Dans ces conditions, le projet de plan national de lutte contre le marché parallèle du tabac que vous avez élaboré me semble tout à fait réaliste.

Des actions communes des forces de l’ordre sont évidemment nécessaires et il est urgent de les mettre en œuvre. Je suis bien évidemment favorable à des opérations « coup de poing » fortement médiatisées mais je suis également convaincue qu’elles doivent s’insérer dans une lutte quotidienne contre les trafiquants. Les principaux lieux de trafic sont clairement identifiés par les consommateurs et bien évidemment par la police. De nombreux candidats du Front National aux récentes élections municipales ont pu constater l’arrêt des trafics quelques jours avant le scrutin. C’est bien la preuve que les forces de l’ordre peuvent y mettre fin dès lors qu’elles reçoivent les instructions nécessaires.

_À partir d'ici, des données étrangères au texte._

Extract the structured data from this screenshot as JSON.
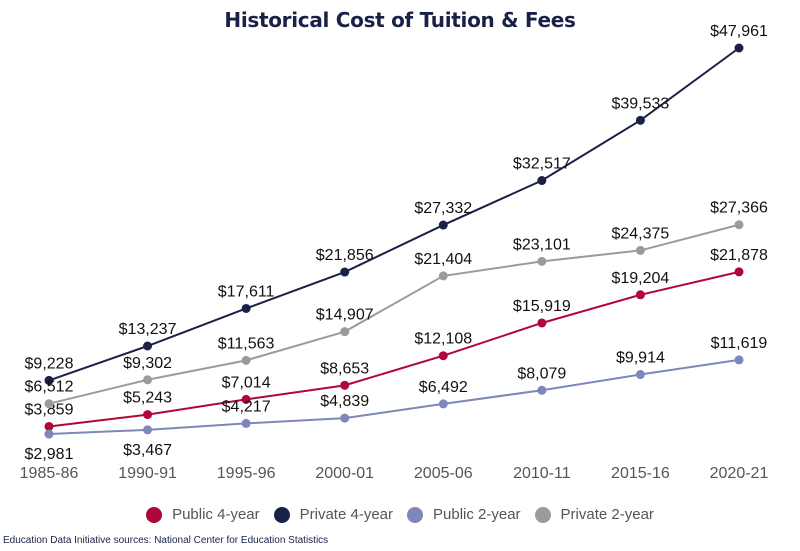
{
  "chart_data": {
    "type": "line",
    "title": "Historical Cost of Tuition & Fees",
    "categories": [
      "1985-86",
      "1990-91",
      "1995-96",
      "2000-01",
      "2005-06",
      "2010-11",
      "2015-16",
      "2020-21"
    ],
    "ylim": [
      0,
      50000
    ],
    "grid": false,
    "legend": "bottom",
    "series": [
      {
        "name": "Public 4-year",
        "color": "#b0073b",
        "values": [
          3859,
          5243,
          7014,
          8653,
          12108,
          15919,
          19204,
          21878
        ],
        "labels": [
          "$3,859",
          "$5,243",
          "$7,014",
          "$8,653",
          "$12,108",
          "$15,919",
          "$19,204",
          "$21,878"
        ]
      },
      {
        "name": "Private 4-year",
        "color": "#1a2147",
        "values": [
          9228,
          13237,
          17611,
          21856,
          27332,
          32517,
          39533,
          47961
        ],
        "labels": [
          "$9,228",
          "$13,237",
          "$17,611",
          "$21,856",
          "$27,332",
          "$32,517",
          "$39,533",
          "$47,961"
        ]
      },
      {
        "name": "Public 2-year",
        "color": "#7d87b9",
        "values": [
          2981,
          3467,
          4217,
          4839,
          6492,
          8079,
          9914,
          11619
        ],
        "labels": [
          "$2,981",
          "$3,467",
          "$4,217",
          "$4,839",
          "$6,492",
          "$8,079",
          "$9,914",
          "$11,619"
        ]
      },
      {
        "name": "Private 2-year",
        "color": "#9b9b9b",
        "values": [
          6512,
          9302,
          11563,
          14907,
          21404,
          23101,
          24375,
          27366
        ],
        "labels": [
          "$6,512",
          "$9,302",
          "$11,563",
          "$14,907",
          "$21,404",
          "$23,101",
          "$24,375",
          "$27,366"
        ]
      }
    ],
    "source": "Education Data Initiative sources: National Center for Education Statistics"
  }
}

J’ajoute que les services des douanes, qui disposent d’instruments juridiques d’intervention exceptionnels, devraient être systématiquement associés à l’action des forces de l’ordre et dotés de moyens accrus et d’objectifs plus ambitieux qu’à l’heure actuelle. Seule une action répressive maintenue dans la durée pourra venir à bout des marchés parallèles et, outre que le premier devoir d’un Etat est de faire respecter la loi, le coût d’une telle politique serait largement compensé par le gain fiscal qui en découlerait. Je note enfin que les lieux de trafic de tabac accueillent le plus souvent d’autres activités illégales comme la vente de produits contrefaits ou volés quand il ne s’agit pas de trafic de stupéfiants.

Des campagnes de sensibilisation à destination du grand public devraient être lancées. Elles seraient d’autant plus efficaces qu’elles interviendraient à l’occasion du renforcement des peines encourues pour trafic .Je crains en effet qu’hors contexte, elles ne soient assimilées aux désormais traditionnelles campagnes anti-tabac. Il me semblerait également utile d’attirer l’attention des consommateurs sur les risques sanitaires présentés par les cigarettes de contrebande. Les informations dont je dispose me font craindre en effet que les cigarettes hautement toxiques fabriquées illégalement en Chine et en Russie, déjà présentes sur le marché européen, ne viennent bientôt l’inonder.

Les ministères des finances, de l’intérieur et du tourisme devraient, pour leur part, lancer une enquête sur les pratiques douteuses de certains autocaristes qui, sous couvert de séjours touristiques express, proposent en réalité des allers et retours à bas coût vers des destinations où le tabac est nettement moins taxé qu’en France.

La mise en œuvre de cette série de mesures devrait mettre un coup d’arrêt aux marchés parallèles, condition nécessaire du maintien en France d’un réseau de distribution sous tutelle de l’Etat qui offre les garanties nécessaires, en termes sanitaires et fiscaux, à la vente du produit très spécifique qu’est le tabac.

Les buralistes doivent savoir qu’ils peuvent compter sur les futurs élus du Front National au Parlement européen pour défendre les spécificités du modèle français.

Souhaitant avoir répondu à vos interrogations,

Je vous prie d’agréer, Monsieur le Président, l’expression de mes sentiments les meilleurs.